Fruit Crops

Augmentation Biological Control in the Home Orchard

By now, readers of MBCN should realize that there are two primary approaches to biological control: conservation of existing natural enemies and augmentation by making releases of natural enemies. Considerable research has been done on both of these approaches for pest management in commercial orchards. Conservation biological control has been widely utilized and is very important. Augmentation biological control has been shown to be effective in many cases, but often is cost-prohibitive (there are a few exceptions). Those of us who do research on biological control in commercial orchards are often frustrated that sources for funding such research are few and far between. It shouldn't be too surprising, then, to learn that funding for such research in the home garden is almost non-existent. Therefore, when asked what commercial biological controls are effective in the home orchard, we have very little data on what works. But also, we have very little data on what doesn't work. We therefore have to extrapolate from research that has been conducted in commercial orchards. Often, such an extrapolation requires a bit of a leap of faith, because the environments of a home orchard and a commercial orchard are often quite different, and what works in one, may not work in the other. In some regards, augmentation biological control may be more achievable in the home orchard. One reason is economics. Home gardeners are often willing to invest heavily in their gardens, both to assure a bountiful and assumingly safe harvest, but also because gardening is often considered recreation and therefore worthy of some additional investment. With these thoughts (but very little data) in mind, the following are possible options when considering augmentation biological control in the home orchard.
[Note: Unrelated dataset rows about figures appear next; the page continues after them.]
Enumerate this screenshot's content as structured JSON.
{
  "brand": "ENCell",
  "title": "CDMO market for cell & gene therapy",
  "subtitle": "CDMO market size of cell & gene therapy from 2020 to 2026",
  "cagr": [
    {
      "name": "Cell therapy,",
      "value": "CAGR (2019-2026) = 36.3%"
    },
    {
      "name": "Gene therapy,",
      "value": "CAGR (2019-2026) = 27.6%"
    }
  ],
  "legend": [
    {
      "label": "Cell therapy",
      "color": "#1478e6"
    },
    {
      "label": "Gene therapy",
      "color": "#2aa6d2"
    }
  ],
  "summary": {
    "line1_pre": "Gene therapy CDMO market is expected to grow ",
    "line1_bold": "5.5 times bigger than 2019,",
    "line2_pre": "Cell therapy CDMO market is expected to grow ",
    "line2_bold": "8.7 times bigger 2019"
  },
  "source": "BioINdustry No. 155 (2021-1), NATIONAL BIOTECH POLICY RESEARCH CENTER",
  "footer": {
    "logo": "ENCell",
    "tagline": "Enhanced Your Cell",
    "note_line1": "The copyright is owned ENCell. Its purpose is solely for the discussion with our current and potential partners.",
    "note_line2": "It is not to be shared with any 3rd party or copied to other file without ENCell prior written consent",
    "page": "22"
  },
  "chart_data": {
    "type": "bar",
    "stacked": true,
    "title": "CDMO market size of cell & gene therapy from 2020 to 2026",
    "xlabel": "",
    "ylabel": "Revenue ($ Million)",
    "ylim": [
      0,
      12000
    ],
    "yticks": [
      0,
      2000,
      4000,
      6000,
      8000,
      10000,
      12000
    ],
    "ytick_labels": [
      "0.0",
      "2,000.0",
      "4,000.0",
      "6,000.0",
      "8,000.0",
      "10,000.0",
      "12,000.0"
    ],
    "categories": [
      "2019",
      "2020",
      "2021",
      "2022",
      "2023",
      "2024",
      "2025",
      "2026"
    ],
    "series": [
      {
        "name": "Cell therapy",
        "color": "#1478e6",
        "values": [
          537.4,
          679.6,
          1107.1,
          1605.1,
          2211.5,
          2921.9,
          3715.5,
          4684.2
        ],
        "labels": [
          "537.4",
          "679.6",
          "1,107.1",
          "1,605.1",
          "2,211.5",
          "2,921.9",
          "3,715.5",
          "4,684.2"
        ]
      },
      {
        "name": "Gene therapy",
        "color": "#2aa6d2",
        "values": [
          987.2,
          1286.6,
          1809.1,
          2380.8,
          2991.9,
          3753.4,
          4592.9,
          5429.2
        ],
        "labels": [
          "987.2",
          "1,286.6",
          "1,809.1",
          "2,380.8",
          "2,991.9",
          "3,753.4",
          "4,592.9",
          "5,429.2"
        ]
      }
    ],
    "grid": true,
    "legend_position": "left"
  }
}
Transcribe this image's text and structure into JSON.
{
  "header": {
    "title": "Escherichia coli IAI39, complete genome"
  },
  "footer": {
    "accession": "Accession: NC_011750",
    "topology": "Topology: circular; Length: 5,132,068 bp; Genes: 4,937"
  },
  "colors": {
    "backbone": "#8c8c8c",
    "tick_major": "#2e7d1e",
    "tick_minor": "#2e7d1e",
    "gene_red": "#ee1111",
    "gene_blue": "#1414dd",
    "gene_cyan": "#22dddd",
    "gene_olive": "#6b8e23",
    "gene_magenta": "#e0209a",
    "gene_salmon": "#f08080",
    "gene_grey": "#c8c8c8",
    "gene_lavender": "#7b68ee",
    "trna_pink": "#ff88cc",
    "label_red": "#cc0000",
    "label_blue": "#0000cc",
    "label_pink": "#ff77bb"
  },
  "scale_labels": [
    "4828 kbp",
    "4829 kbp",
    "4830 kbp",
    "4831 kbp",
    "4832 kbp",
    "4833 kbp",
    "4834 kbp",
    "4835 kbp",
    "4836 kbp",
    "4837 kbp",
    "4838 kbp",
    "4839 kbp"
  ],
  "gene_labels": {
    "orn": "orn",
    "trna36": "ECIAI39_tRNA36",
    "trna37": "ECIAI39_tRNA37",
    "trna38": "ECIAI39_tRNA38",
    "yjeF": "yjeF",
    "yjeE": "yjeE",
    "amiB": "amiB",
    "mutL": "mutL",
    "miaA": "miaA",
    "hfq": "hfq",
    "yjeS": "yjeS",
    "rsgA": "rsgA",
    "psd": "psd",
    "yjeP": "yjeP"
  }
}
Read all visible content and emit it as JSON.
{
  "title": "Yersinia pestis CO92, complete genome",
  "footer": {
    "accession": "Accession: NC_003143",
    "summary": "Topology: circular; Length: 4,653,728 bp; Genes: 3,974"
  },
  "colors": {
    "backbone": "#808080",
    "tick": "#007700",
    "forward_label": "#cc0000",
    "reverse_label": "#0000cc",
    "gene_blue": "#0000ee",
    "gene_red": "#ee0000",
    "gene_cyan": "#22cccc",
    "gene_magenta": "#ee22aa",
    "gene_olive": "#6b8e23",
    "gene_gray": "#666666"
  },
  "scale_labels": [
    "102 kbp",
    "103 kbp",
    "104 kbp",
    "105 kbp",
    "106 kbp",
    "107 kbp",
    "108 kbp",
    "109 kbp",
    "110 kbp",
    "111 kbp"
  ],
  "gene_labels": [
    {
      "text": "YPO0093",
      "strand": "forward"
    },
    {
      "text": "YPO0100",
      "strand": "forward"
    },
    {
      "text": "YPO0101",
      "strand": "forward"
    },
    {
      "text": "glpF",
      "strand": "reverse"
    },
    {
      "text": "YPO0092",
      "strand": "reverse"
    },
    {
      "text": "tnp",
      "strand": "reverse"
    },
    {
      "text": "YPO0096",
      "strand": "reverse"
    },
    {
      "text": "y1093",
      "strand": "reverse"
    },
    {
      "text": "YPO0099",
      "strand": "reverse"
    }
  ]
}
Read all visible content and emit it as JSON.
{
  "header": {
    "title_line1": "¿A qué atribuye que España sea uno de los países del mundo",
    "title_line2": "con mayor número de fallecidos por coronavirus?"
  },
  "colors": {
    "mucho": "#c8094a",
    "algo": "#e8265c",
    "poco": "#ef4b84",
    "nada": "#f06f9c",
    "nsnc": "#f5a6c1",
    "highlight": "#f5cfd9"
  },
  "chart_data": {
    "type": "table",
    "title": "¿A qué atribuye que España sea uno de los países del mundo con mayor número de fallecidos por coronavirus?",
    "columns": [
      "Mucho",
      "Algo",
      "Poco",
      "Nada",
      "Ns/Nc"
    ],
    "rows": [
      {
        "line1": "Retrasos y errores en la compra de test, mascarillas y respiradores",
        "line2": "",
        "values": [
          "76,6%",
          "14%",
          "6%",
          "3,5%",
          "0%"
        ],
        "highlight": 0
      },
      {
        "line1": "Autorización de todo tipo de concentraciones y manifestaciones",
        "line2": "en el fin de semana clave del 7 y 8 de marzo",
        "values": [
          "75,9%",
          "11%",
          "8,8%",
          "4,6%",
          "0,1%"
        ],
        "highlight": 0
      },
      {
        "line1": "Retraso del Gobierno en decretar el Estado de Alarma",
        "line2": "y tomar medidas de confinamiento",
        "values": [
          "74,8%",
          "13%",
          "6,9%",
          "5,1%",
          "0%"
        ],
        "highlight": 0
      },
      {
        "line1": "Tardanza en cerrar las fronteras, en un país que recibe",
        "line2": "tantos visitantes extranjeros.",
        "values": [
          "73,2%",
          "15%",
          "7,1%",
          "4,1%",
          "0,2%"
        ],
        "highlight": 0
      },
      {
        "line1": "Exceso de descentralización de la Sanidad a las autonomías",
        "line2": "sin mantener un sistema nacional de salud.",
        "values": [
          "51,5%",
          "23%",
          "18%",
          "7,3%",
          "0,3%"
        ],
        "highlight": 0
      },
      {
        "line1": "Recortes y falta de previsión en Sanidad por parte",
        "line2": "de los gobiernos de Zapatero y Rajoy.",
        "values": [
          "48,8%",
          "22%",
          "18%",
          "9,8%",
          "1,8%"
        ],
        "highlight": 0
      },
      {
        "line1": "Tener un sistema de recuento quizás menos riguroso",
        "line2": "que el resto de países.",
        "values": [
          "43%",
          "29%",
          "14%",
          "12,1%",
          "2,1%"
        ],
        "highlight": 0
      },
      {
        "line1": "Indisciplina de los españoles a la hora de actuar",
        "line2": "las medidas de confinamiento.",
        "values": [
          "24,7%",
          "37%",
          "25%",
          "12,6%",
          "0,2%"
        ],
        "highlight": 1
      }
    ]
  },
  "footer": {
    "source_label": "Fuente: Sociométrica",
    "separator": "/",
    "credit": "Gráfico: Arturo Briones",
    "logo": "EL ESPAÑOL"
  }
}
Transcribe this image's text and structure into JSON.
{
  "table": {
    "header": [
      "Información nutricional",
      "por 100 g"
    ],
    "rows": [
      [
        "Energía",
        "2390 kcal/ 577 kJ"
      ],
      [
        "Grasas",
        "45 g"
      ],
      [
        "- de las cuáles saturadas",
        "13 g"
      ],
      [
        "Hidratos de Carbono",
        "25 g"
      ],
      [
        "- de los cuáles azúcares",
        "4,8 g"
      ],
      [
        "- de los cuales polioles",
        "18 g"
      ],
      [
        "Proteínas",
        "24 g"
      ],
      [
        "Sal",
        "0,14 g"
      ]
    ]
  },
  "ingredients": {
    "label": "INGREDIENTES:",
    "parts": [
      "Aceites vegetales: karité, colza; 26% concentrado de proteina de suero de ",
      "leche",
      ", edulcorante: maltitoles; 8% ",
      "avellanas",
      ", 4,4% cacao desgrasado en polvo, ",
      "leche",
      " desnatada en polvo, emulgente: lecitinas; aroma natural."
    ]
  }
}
Bacillus thuringiensis is certainly a proven performer. This microbial insecticide is effective against foliage and fruit feeding caterpillars such as cankerworms, tent caterpillars, fall webworms, leafrollers, and fruitworms. The residual period of activity after application is very short, and multiple applications may be necessary. Sprays should be timed to control young larvae. Bt will not be useful against interior-feeding caterpillars, such as leafminers, or codling moth larvae inside of fruit.

Insect parasitic nematodes may provide some benefit against insects that spend some of their life in the soil (such as plum curculio and apple maggot), but there has been little research on such applications in orchards.

Of the commercially available parasites, Trichogramma has the greatest potential. Several species are available; T. platneri is often most recommended for use against tree-dwelling pests, but ask your supplier for recommendations. Potential targets include codling moth and leafrollers. High release rates are necessary because the tiny parasitic wasps can rapidly disperse from release sites -- a problem when trying to cover small areas. Also, remember that the egg is the target stage and therefore releases have to be properly timed.

Green lacewings are generalist predators that will feed on many pests, including aphids, scale crawlers, spider mites, and small caterpillars. I recommend applying them as eggs, which are the easiest stage to handle. Two or three releases during the growing season will help control many types of pests.

Spider mites are often not problems in home orchards, but if these are of concern, predatory phytoseiid mites are effective predators. They are rather expensive to use -- check with suppliers for suggested species, release rates and prices. Releases should be made shortly after the end of the blossom period. Most of the above suggestions relate to the control of leaf-feeding pests.

Regrettably there are very few options for biological control of serious fruit-feeding insects such as codling moth, plum curculio, and apple maggot. Some non-chemical methods are available for these pests, such as limb-jarring for plum curculio and trapping of apple maggot (information on these methods are available from many extension offices). If it is necessary to use broad spectrum insecticides, remember that these may interfere with the activity of predatory or parasitic insects that have been released into the orchard.